Previously, I discussed the first two of Michael E. Porter’s five forces which he suggested were essential for analyzing whether the marketplace environment would work favorably for a business or against it. If you did not read the first post on this topic, then you may want to read it first. (You can find the link just above this post.)
And for those who did, you’ll remember that the first two forces and the questions they raised were as follows:
1. Threat of New Competition: Profitable markets that yield high returns will attract new firms. This results in many new entrants, which eventually will decrease profitability for all firms in the industry.
Question: Is the proliferation of new church plants simply covering up the fact—perhaps even contributing in a strange way—that Christianity in the U.S. particularly is declining?
2. Threat of substitute products or services: How easy is it for the buyer to switch to a different product? The easier to switch, then the more likely to switch and make your organization less profitable.
Question:In an attempt to be relevant and more accessible, are Christian churches becoming less differentiated, therefore, more susceptible to our “customers” switching to alternatives?
Now we are ready to move on to the last three forces recognized by Porter:
3. Threat of competitive rivalry: “Rivalry occurs because one or more competitors either feels the pressure or sees the opportunity to improve its position. The actions of one firm are felt by others who then retaliate. Retaliation can take the form of price competition, advertising competition, changes to the distribution or other means” (Cafferky 13). Lip service is often given among churches and religious organizations to the belief that “there is no competition among lighthouses.” How would your congregation feel if another Christian church started a new plant with a charismatic leader across the street from your site?
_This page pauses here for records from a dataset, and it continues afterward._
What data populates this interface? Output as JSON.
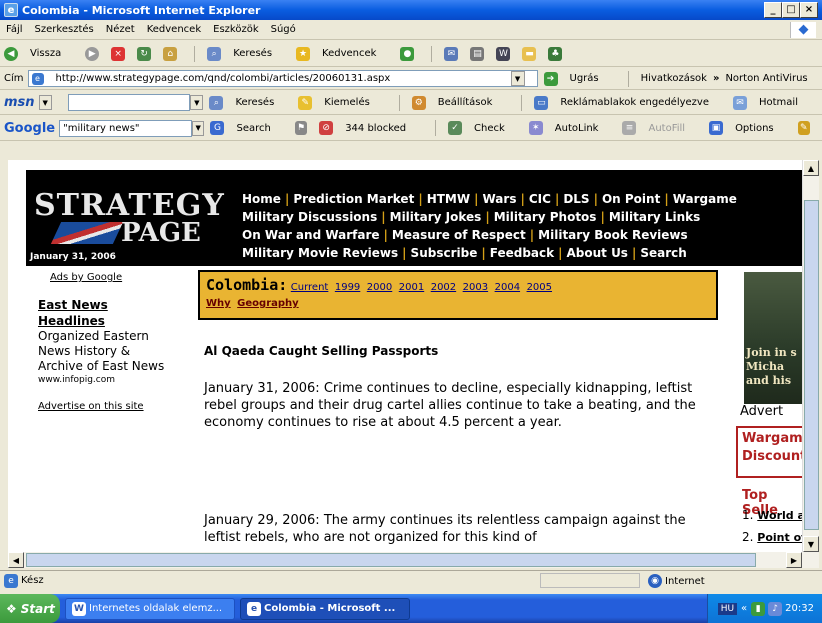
{
  "window": {
    "title": "Colombia - Microsoft Internet Explorer",
    "minimize": "_",
    "maximize": "□",
    "close": "×"
  },
  "menu": [
    "Fájl",
    "Szerkesztés",
    "Nézet",
    "Kedvencek",
    "Eszközök",
    "Súgó"
  ],
  "toolbar": {
    "back": "Vissza",
    "search": "Keresés",
    "favorites": "Kedvencek"
  },
  "address": {
    "label": "Cím",
    "url": "http://www.strategypage.com/qnd/colombi/articles/20060131.aspx",
    "go": "Ugrás",
    "links": "Hivatkozások",
    "norton": "Norton AntiVirus"
  },
  "msn": {
    "logo": "msn",
    "search": "Keresés",
    "highlight": "Kiemelés",
    "settings": "Beállítások",
    "popups": "Reklámablakok engedélyezve",
    "hotmail": "Hotmail"
  },
  "google": {
    "logo": "Google",
    "query": "\"military news\"",
    "search": "Search",
    "blocked": "344 blocked",
    "check": "Check",
    "autolink": "AutoLink",
    "autofill": "AutoFill",
    "options": "Options"
  },
  "page": {
    "logo_top": "STRATEGY",
    "logo_bottom": "PAGE",
    "date": "January 31, 2006",
    "nav": [
      "Home",
      "Prediction Market",
      "HTMW",
      "Wars",
      "CIC",
      "DLS",
      "On Point",
      "Wargame",
      "Military Discussions",
      "Military Jokes",
      "Military Photos",
      "Military Links",
      "On War and Warfare",
      "Measure of Respect",
      "Military Book Reviews",
      "Military Movie Reviews",
      "Subscribe",
      "Feedback",
      "About Us",
      "Search"
    ],
    "left": {
      "ads": "Ads by Google",
      "ad_title": "East News Headlines",
      "ad_text": "Organized Eastern News History & Archive of East News",
      "ad_url": "www.infopig.com",
      "advertise": "Advertise on this site"
    },
    "category": {
      "name": "Colombia:",
      "links": [
        "Current",
        "1999",
        "2000",
        "2001",
        "2002",
        "2003",
        "2004",
        "2005"
      ],
      "sublinks": [
        "Why",
        "Geography"
      ]
    },
    "headline": "Al Qaeda Caught Selling Passports",
    "para1": "January 31, 2006: Crime continues to decline, especially kidnapping, leftist rebel groups and their drug cartel allies continue to take a beating, and the economy continues to rise at about 4.5 percent a year.",
    "para2": "January 29, 2006: The army continues its relentless campaign against the leftist rebels, who are not organized for this kind of",
    "right": {
      "ad_text": "Join in s Micha and his",
      "advert": "Advert",
      "wargame": "Wargame Discount",
      "top_sellers": "Top Selle",
      "item1_num": "1.",
      "item1": "World a",
      "item2_num": "2.",
      "item2": "Point of"
    }
  },
  "status": {
    "text": "Kész",
    "zone": "Internet"
  },
  "taskbar": {
    "start": "Start",
    "task1": "Internetes oldalak elemz...",
    "task2": "Colombia - Microsoft ...",
    "tray_lang": "HU",
    "clock": "20:32"
  }
}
I know that our churches see the fact that young families are leaving to go to community churches as a reason to make huge changes in our traditions. Have you noticed the rise in TV advertising for Christian churches? Did you see Lou Holtz, former football coach at Notre Dame, calling Roman Catholics back to their church, during the BCS Championship game? Some of this advertising is directed toward the people we call Seekers, but here is my question: If we are brutally honest, would we admit that the size and strength of our congregation or our fellowship or our denomination is our primary means of measuring the growth of the Kingdom and that we see the growth of other Christian expressions as competition? And, secondly, if there is any truth in the previous statement, is responding to that threat of competitive rivalry replacing our commission to seek and save the Lost?
4. Bargaining Power of the Customer (Buyer): The ability of the customer to put the firm under pressure or change its marketplace behavior. “The church’s products are perceived as being standard or undifferentiated, switching costs are low, and buyers pose a credible threat of backward integration or for creating their own substitutes for the values offered by religious organizations” (Caferky 21). A for-profit firm can alter buyer power by attempting to lock buyers into an agreement, by differentiating the product and/or buyer selection. On the surface, this force seems to be an overlap with the previous ones. Very subtly, however, it gets to an issue with which many of our churches are struggling: who is really in control of the church? Are churches “customer” driven, are they “leader” driven, or are they “divinely” driven? And to what degree are these different drivers congruent/divergent with/from each other? Customer-driven churches are seen as market-driven, which is sometimes understood as both good and bad. Leader-driven churches are seen as hierarchical at best and dictatorial at worst, and divinely-driven churches are perceived as everything from other-worldly to mystical to cultish to fundamental. The current marketplace seems to favor customer-driven churches, but my question is: are customer-driven churches in danger of no longer preaching a message that produces “new creations,” that is, where the “old man” is put off, replaced by the “new man?” Porter’s framework would argue that the more susceptible our churches are to “buyer power,” the less likely they are to “succeed.” I don’t think we really believe that.
5. Bargaining Power of the Supplier: The ability of those who supply the firm with essentials to influence its behavior. Cafferky argues well that for churches, these “suppliers” are “charismatic celebrity visionaries, religiously affiliated institutions of higher education, professional associations, denominational leaders, congregational members, organizational founders and, even secular influentials in the wider culture” (23). Where any of these forces are stronger than the firm itself, he argues, the firm’s strategy/behavior will be under pressure to yield in ways that tend to make it less successful. Because this is so similar in principle to the previous force, I don’t see the need to expand further. Perhaps the real question is what is motivating your church? When you discuss changes—or no changes—among yourselves, from where do your evidences come? Do they come from your “consumers” or from your “suppliers”? And to what degree? Is your church completely dominated and driven by outside market forces?
There are no answers in Porter’s Five Forces for Analysis; there are only questions to raise? Porter has suggested only a framework for analyzing and evaluating. However, the analysis should lead to conclusions about the way your church “does business.”
Sometimes putting a picture into a new frame really helps us see the picture differently enough to truly re-evaluate. I’ve tried to raise a few of the questions about how we do church, really just to stimulate your thinking.
I’d love to hear your questions or your conclusions. Seeking first the kingdom of God is where our hearts are, and our prayer is for wisdom.